Confronto entre Estados Unidos e China acelera desglobalização

Por Vilma Gryzinski Atualizado em 4 jun 2024, 10h49 - Publicado em 5 fev 2023, 08h00

Você sabe o que é nitreto de gálio? Enquanto discutimos políticas econômicas da era do silício lascado, Estados Unidos e China enfileiram as armas para a guerra dos semicondutores — o nitreto de gálio potencializa o desempenho dos minúsculos chips sem os quais o mundo para. Como se tivesse despertado de um torpor de anos, os americanos não estão mais dispostos a deixar a China imitar, copiar, sugar e fabricar o dispositivo que tem 95% de seu desenvolvimento feito nos EUA. E também estão alegremente enterrando alguns princípios consagrados durante a era da globalização. Precisam de subsídios para atrair o gigante taiwanês dos chips para fabricar produtos avançados? Tomem 50 bilhões de dólares para uma fábrica no Arizona. Precisa de uma justificativa para a intervenção governamental?

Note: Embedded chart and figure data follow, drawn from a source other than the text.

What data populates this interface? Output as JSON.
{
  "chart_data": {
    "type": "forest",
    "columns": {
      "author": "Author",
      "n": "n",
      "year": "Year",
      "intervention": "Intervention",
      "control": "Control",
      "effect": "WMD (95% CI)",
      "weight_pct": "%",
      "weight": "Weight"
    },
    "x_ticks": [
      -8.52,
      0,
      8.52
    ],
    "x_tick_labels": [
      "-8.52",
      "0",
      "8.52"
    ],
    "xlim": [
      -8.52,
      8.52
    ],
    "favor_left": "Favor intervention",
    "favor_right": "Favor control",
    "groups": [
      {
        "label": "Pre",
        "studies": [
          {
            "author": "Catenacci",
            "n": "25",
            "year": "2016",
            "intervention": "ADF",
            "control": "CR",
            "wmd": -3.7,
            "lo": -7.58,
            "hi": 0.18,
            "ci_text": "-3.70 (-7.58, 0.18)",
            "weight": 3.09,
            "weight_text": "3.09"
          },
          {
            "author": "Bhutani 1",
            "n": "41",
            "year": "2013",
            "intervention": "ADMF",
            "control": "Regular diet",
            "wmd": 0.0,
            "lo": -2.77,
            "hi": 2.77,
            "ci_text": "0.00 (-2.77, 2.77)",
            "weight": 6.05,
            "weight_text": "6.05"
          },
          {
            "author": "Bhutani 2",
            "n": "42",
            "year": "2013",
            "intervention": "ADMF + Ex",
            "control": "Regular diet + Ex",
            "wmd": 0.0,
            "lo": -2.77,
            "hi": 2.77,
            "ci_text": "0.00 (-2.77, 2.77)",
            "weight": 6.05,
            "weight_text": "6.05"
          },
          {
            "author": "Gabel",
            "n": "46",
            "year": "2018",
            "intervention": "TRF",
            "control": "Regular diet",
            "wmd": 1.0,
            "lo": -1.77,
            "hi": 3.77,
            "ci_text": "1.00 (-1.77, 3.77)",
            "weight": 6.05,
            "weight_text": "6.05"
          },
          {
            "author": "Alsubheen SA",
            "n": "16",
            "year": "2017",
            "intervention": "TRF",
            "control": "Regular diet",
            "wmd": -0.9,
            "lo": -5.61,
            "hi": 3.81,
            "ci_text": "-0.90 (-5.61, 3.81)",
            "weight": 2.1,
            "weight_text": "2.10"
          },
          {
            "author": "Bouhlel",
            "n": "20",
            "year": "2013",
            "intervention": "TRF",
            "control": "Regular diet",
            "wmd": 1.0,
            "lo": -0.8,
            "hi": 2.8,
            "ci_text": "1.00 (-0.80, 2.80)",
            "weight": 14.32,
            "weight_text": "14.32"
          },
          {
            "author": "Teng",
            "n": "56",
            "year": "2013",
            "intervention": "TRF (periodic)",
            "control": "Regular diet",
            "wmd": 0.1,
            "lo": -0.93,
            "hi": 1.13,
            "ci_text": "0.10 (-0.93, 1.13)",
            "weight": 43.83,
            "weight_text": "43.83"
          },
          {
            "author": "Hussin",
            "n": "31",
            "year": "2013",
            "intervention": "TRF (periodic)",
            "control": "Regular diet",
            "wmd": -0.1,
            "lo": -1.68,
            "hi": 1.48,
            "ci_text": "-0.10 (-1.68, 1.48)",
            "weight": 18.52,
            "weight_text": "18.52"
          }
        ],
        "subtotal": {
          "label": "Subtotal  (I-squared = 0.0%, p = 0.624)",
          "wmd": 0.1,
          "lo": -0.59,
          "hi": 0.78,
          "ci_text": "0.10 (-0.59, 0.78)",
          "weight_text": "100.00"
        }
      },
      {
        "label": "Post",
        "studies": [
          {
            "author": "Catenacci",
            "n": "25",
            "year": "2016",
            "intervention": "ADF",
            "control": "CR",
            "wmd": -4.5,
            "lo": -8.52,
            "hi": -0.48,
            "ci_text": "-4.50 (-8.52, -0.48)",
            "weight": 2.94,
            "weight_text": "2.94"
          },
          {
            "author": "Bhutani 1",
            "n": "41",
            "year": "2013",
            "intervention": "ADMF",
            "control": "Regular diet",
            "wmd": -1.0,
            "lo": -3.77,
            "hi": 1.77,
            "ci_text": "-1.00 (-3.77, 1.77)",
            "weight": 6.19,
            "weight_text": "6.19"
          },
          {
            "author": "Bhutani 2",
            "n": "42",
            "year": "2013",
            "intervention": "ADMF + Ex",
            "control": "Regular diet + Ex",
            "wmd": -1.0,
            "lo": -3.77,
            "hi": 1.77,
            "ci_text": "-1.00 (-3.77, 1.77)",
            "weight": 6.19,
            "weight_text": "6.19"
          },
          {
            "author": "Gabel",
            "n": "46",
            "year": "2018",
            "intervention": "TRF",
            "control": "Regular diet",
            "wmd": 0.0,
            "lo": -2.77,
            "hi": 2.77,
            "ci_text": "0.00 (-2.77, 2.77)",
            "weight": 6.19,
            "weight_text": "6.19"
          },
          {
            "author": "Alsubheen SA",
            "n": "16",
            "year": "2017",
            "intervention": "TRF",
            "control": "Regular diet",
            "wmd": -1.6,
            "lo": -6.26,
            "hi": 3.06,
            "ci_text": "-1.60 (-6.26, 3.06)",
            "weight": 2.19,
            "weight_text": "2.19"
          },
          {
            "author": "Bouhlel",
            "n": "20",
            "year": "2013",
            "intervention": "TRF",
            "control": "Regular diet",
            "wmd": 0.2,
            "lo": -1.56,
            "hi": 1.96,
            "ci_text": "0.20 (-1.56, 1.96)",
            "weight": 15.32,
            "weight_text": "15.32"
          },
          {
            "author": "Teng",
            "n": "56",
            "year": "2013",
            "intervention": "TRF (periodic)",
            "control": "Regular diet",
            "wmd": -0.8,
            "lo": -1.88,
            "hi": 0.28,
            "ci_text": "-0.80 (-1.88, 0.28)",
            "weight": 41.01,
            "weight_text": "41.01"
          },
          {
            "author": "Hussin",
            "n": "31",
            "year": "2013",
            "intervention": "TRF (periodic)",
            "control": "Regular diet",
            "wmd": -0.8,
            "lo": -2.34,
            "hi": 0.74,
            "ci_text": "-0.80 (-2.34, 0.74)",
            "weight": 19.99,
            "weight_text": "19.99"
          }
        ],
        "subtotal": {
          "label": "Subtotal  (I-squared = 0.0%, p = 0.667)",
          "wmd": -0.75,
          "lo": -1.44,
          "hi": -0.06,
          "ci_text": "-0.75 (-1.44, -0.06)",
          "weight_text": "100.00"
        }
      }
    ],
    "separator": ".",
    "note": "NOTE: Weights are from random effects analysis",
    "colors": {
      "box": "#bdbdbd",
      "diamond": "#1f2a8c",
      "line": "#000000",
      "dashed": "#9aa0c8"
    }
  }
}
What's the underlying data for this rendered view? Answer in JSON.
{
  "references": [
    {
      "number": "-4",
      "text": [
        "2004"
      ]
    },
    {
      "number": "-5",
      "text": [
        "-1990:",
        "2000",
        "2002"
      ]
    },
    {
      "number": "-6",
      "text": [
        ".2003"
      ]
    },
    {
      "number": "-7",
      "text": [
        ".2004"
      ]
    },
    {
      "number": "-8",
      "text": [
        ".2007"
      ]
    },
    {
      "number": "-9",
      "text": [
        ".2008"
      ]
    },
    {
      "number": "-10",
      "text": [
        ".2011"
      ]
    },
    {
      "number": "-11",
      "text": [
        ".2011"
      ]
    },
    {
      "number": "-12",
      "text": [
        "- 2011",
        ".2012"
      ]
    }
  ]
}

Ouçam as palavras do secretário de Estado, Antony Blinken: “O mundo pós-Guerra Fria chegou ao fim e está em andamento uma intensa competição para definir o que virá a seguir. E no cerne dessa competição está a tecnologia. A tecnologia reestruturará as economias de várias maneiras. Vai reformar nossas Forças Armadas. Vai reformatar a vida das pessoas. E, portanto, é uma fonte profunda de fortaleza nacional”.

“O nitreto de gálio, sintetizado quimicamente, está deixando a era do silício para trás”

Precisa explicar por que as exportações de semicondutores usados nos algoritmos da inteligência artificial (IA) estão proibidas para a China? Pois leiam o documento de 139 páginas do governo americano expondo muito bem os motivos para controlar um produto que vai estabelecer quem ganha a guerra tecnológica e dominar o mundo.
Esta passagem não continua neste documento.